[Gluster-devel] Mechanisms for automatic management of Gluster

Wed Feb 12 17:24:08 UTC 2014

> This is along the lines of "tools for sysadmins". I plan on using
> these algorithms for puppet-gluster, but will try to maintain them
> separately as a standalone tool.
> 
> The problem: Given a set of bricks and servers, if they have a logical
> naming convention, can an algorithm decide the ideal order. This could
> allow parameters such as replica count, and
> chained=true/false/offset#.
> 
> The second problem: Given a set of bricks in a volume, if someone adds
> X bricks and removes Y bricks, is this valid, and what is the valid
> sequence of add/remove brick commands.
> 
> I've written some code with test cases to try and figure this all out.
> I've left out a lot of corner cases, but the boilerplate is there to
> make it happen. Hopefully it's self explanatory. (gluster.py) Read and
> run it.
> 
> Once this all works, the puppet-gluster use case is magic. It will be
> able to take care of these operations for you (if you want).
> 
> For non puppet users, this will give admins the confidence to know
> what commands they should _probably_ run in what order. I say probably
> because we assume that if there's an error, they'll stop and inspect
> first.
> 
> I haven't yet tried to implement the chained cases, or anything
> involving striping. There are also some corner cases with some of the
> current code. Once you add chaining and striping, etc, I realized it
> was time to step back and ask for help :)
> 
> I hope this all makes sense. Comments, code, test cases are appreciated!
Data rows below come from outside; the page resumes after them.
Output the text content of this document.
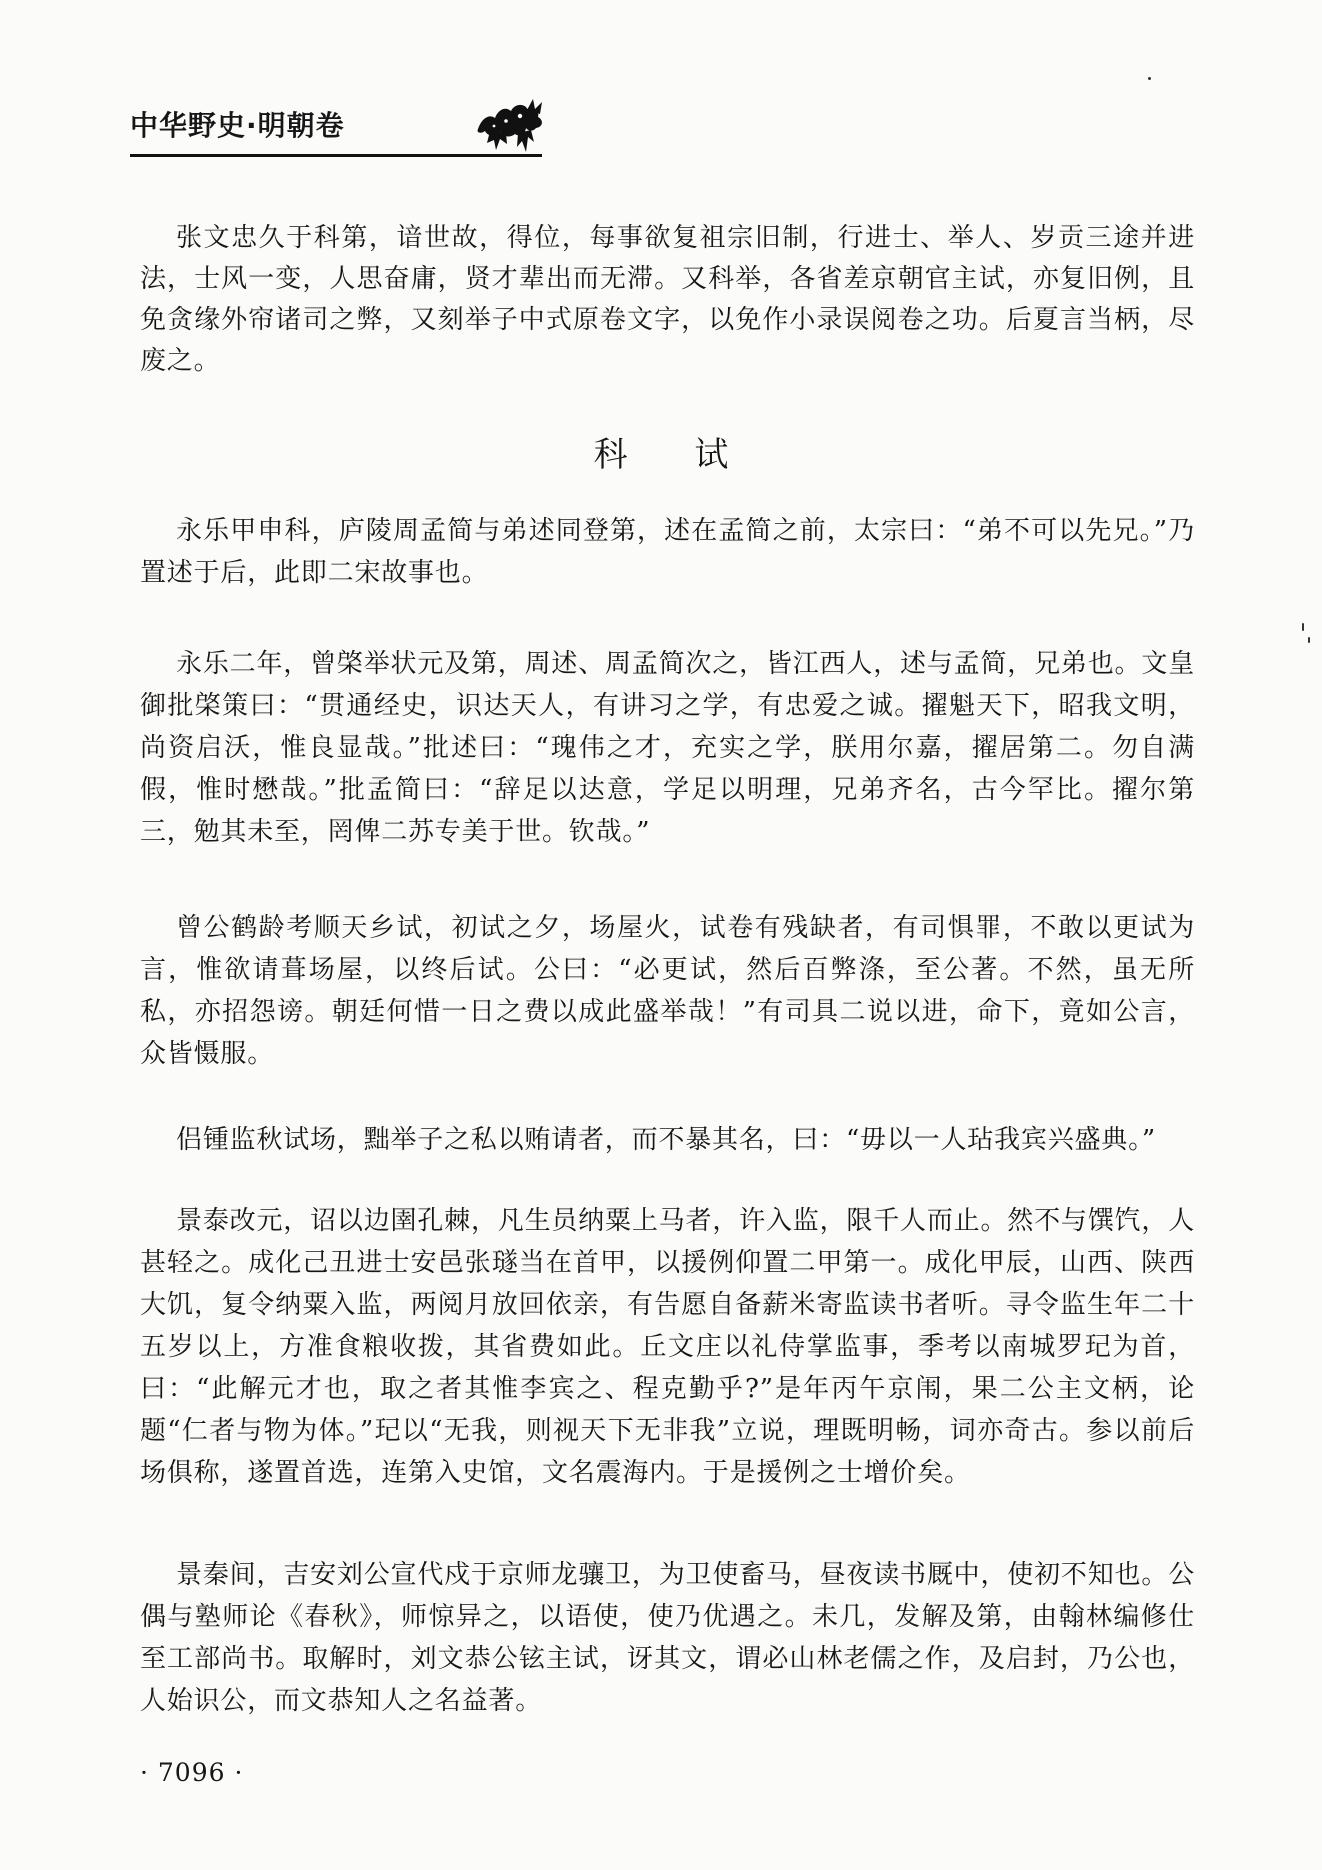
中华野史·明朝卷

张文忠久于科第，谙世故，得位，每事欲复祖宗旧制，行进士、举人、岁贡三途并进法，士风一变，人思奋庸，贤才辈出而无滞。又科举，各省差京朝官主试，亦复旧例，且免贪缘外帘诸司之弊，又刻举子中式原卷文字，以免作小录误阅卷之功。后夏言当柄，尽废之。

科 试

永乐甲申科，庐陵周孟简与弟述同登第，述在孟简之前，太宗曰：“弟不可以先兄。”乃置述于后，此即二宋故事也。

永乐二年，曾棨举状元及第，周述、周孟简次之，皆江西人，述与孟简，兄弟也。文皇御批棨策曰：“贯通经史，识达天人，有讲习之学，有忠爱之诚。擢魁天下，昭我文明，尚资启沃，惟良显哉。”批述曰：“瑰伟之才，充实之学，朕用尔嘉，擢居第二。勿自满假，惟时懋哉。”批孟简曰：“辞足以达意，学足以明理，兄弟齐名，古今罕比。擢尔第三，勉其未至，罔俾二苏专美于世。钦哉。”

曾公鹤龄考顺天乡试，初试之夕，场屋火，试卷有残缺者，有司惧罪，不敢以更试为言，惟欲请葺场屋，以终后试。公曰：“必更试，然后百弊涤，至公著。不然，虽无所私，亦招怨谤。朝廷何惜一日之费以成此盛举哉！”有司具二说以进，命下，竟如公言，众皆慑服。

侣锺监秋试场，黜举子之私以贿请者，而不暴其名，曰：“毋以一人玷我宾兴盛典。”

景泰改元，诏以边圉孔棘，凡生员纳粟上马者，许入监，限千人而止。然不与馔饩，人甚轻之。成化己丑进士安邑张璲当在首甲，以援例仰置二甲第一。成化甲辰，山西、陕西大饥，复令纳粟入监，两阅月放回依亲，有告愿自备薪米寄监读书者听。寻令监生年二十五岁以上，方准食粮收拨，其省费如此。丘文庄以礼侍掌监事，季考以南城罗玘为首，曰：“此解元才也，取之者其惟李宾之、程克勤乎?”是年丙午京闱，果二公主文柄，论题“仁者与物为体。”玘以“无我，则视天下无非我”立说，理既明畅，词亦奇古。参以前后场俱称，遂置首选，连第入史馆，文名震海内。于是援例之士增价矣。

景秦间，吉安刘公宣代戍于京师龙骧卫，为卫使畜马，昼夜读书厩中，使初不知也。公偶与塾师论《春秋》，师惊异之，以语使，使乃优遇之。未几，发解及第，由翰林编修仕至工部尚书。取解时，刘文恭公铉主试，讶其文，谓必山林老儒之作，及启封，乃公也，人始识公，而文恭知人之名益著。

· 7096 ·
It's a good start.  For the chained case, you'd probably want to start
with something like this:

        # Convert the input into a "list of lists" like this:
        #   [
        #      [ 'host1', [ 'path1', 'path2', ... ],
        #      [ 'host2', [ 'path1', 'path2', ... ],
        #      ...
        #   ]
        out_list = []
        while in_list:
                first_host = in_list.pop()
                first_path = first_host[1].pop()
                # If there are any bricks left on this host, move the host to
                # the end so the next iteration will start with the next host.
                # Otherwise, we've used all bricks from this host so discard.
                if first_host[1]:
                        in_list.append(first_host)
                second_host = in_list[0]
                second_host = second_host[1].pop()
                # Have we exhausted this host as well?
                if not second_host[1]:
                        del in_list[0]
                out_list.append({'host':first_host[0],'path',first_path})
                out_list.append({'host':second_host[0],'path',second_path})
        return out_list

(I haven't actually run this.  It's merely illustrative of the algorithm.)

Can you spot the bug?  If one host has more bricks than the others, it might
run out of bricks on other hosts to pair with, so it'll end up pairing with
itself.  For example, consider the following input:

        H1P1, H1P2, H1P3, H1P4, H2P1, H2P2, H3P1, H3P2

This algorithm would yield the following replica pairs.

        H1P1 + H2P1
        H2P2 + H3P1
        H3P2 + H1P2
        H1P3 + H1P4 (oops)

Instead, we need to find this:

        H1P1 + H2P1
        H2P2 + H1P2
        H1P3 + H3P1
        H3P2 + H1P4

I would actually not try to deal with this in the loop above.  Why not?
Because that loop's already going to get a bit hairy when it's enhanced to
handle replica counts greater than two.  Instead, I would deal with the
imbalance cases *up front* - check the number of bricks for each host, then
equalize them e.g. by splitting a host with many bricks into two virtual hosts
separated by enough others that they'll never pair with one another.

Alternatively, one could do a recursive implementation, roughly like this:

        if less than rep_factor hosts left, fail
        pick rep_factor bricks from different hosts
        loop:
                pass remainder to recursive call
                if result is valid, combine and return
                pick a *different* rep_factor bricks from different hosts

That will generate *some* valid order if any exists, but it will tend toward
sub-optimal orders where e.g. all of X's bricks are paired with all of Y's
instead of being spread around.  There might be some sort of "optimization"
pass we could do that would swap replica-set members to address this, but I'm
sure you can see it's already becoming a hard problem.  I'd have to code up
full versions of both algorithms and run them on many different inputs to say
with any confidence which is better.